Calgary Sun | 15Aug2010 | Orest Slepokura
http://www.calgarysun.com/comment/letters/2010/08/15/15027601.html
Who will be the last?
Polling results show public support for Canada’s mission in Afghanistan
waning since 2006.
And only yesterday, our Minister of Defence reassured Canadians that
Canada will indeed withdraw her combat forces from Afghanistan by 2011.

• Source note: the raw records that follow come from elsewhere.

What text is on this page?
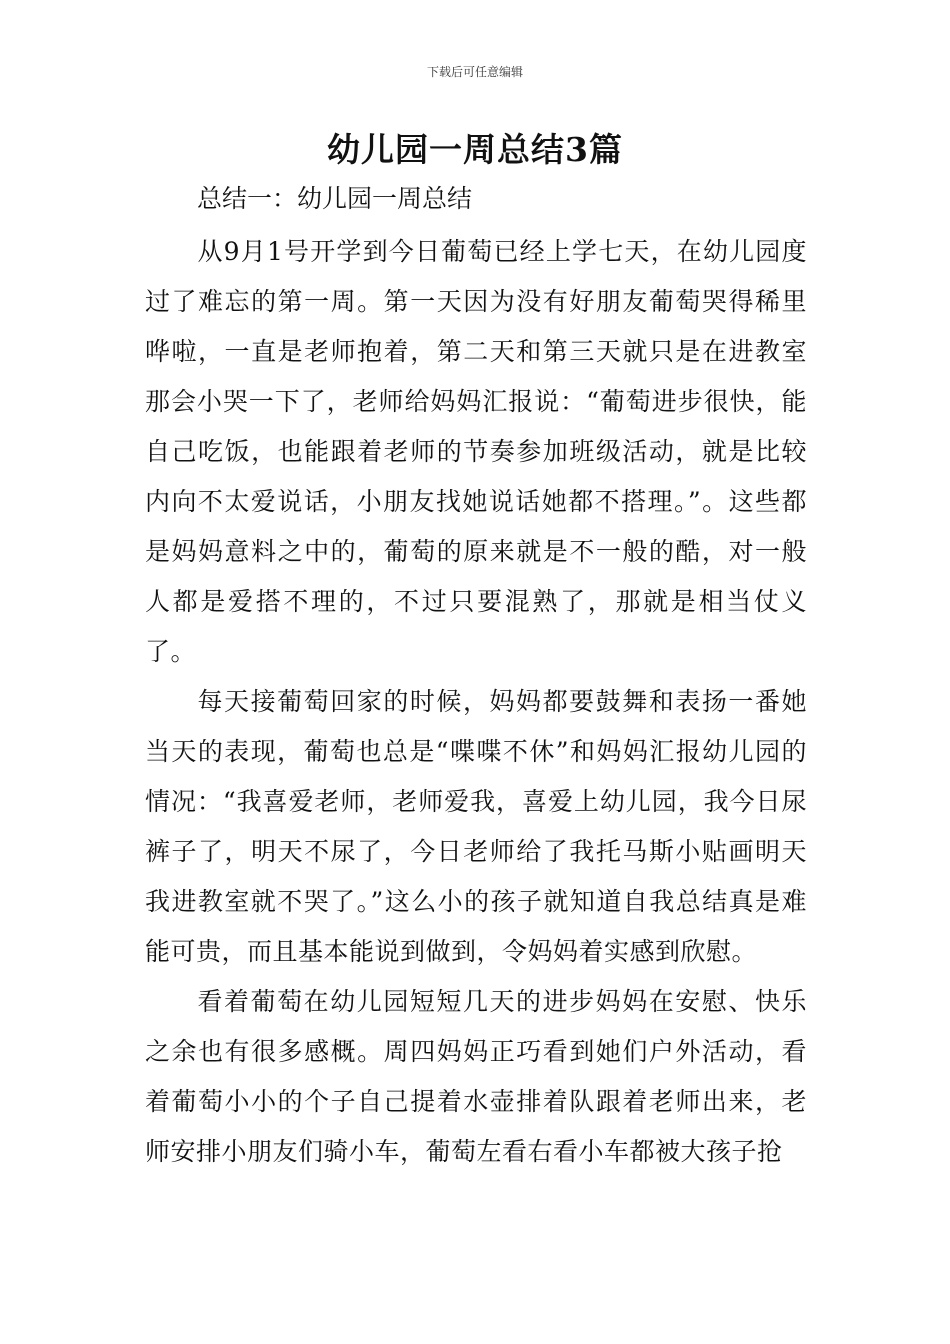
下载后可任意编辑
幼儿园一周总结3篇

总结一：幼儿园一周总结

从9月1号开学到今日葡萄已经上学七天，在幼儿园度过了难忘的第一周。第一天因为没有好朋友葡萄哭得稀里哗啦，一直是老师抱着，第二天和第三天就只是在进教室那会小哭一下了，老师给妈妈汇报说：“葡萄进步很快，能自己吃饭，也能跟着老师的节奏参加班级活动，就是比较内向不太爱说话，小朋友找她说话她都不搭理。”。这些都是妈妈意料之中的，葡萄的原来就是不一般的酷，对一般人都是爱搭不理的，不过只要混熟了，那就是相当仗义了。

每天接葡萄回家的时候，妈妈都要鼓舞和表扬一番她当天的表现，葡萄也总是“喋喋不休”和妈妈汇报幼儿园的情况：“我喜爱老师，老师爱我，喜爱上幼儿园，我今日尿裤子了，明天不尿了，今日老师给了我托马斯小贴画明天我进教室就不哭了。”这么小的孩子就知道自我总结真是难能可贵，而且基本能说到做到，令妈妈着实感到欣慰。

看着葡萄在幼儿园短短几天的进步妈妈在安慰、快乐之余也有很多感概。周四妈妈正巧看到她们户外活动，看着葡萄小小的个子自己提着水壶排着队跟着老师出来，老师安排小朋友们骑小车，葡萄左看右看小车都被大孩子抢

A timetable, an Ipsos Reid survey found, four out of five Canadians
approve of; a knockout victory over the Taliban now being an issue of
less than supreme concern.
This inconclusive denouement poses a most daunting question, similar to
one a young Vietnam War combat veteran put to a U.S. Senate Foreign
Relations Committee in 1971, even as the course of America’s war in
Southeast Asia was drifting sideways. “How,” Navy Lieutenant John Kerry
wondered, “do you ask a man to be the last man to die in Vietnam?”
In this final year of our Afghan mission, with the withdrawal date
nearing and victory remaining ever elusive, we will, implicitly, be
asking a Canadian to be the last Canadian to die for the sake of that
overseas adventure.
How tragic is that?
Orest Slepokura
(Canadian soldiers are
fighting bravely and want to see it through.)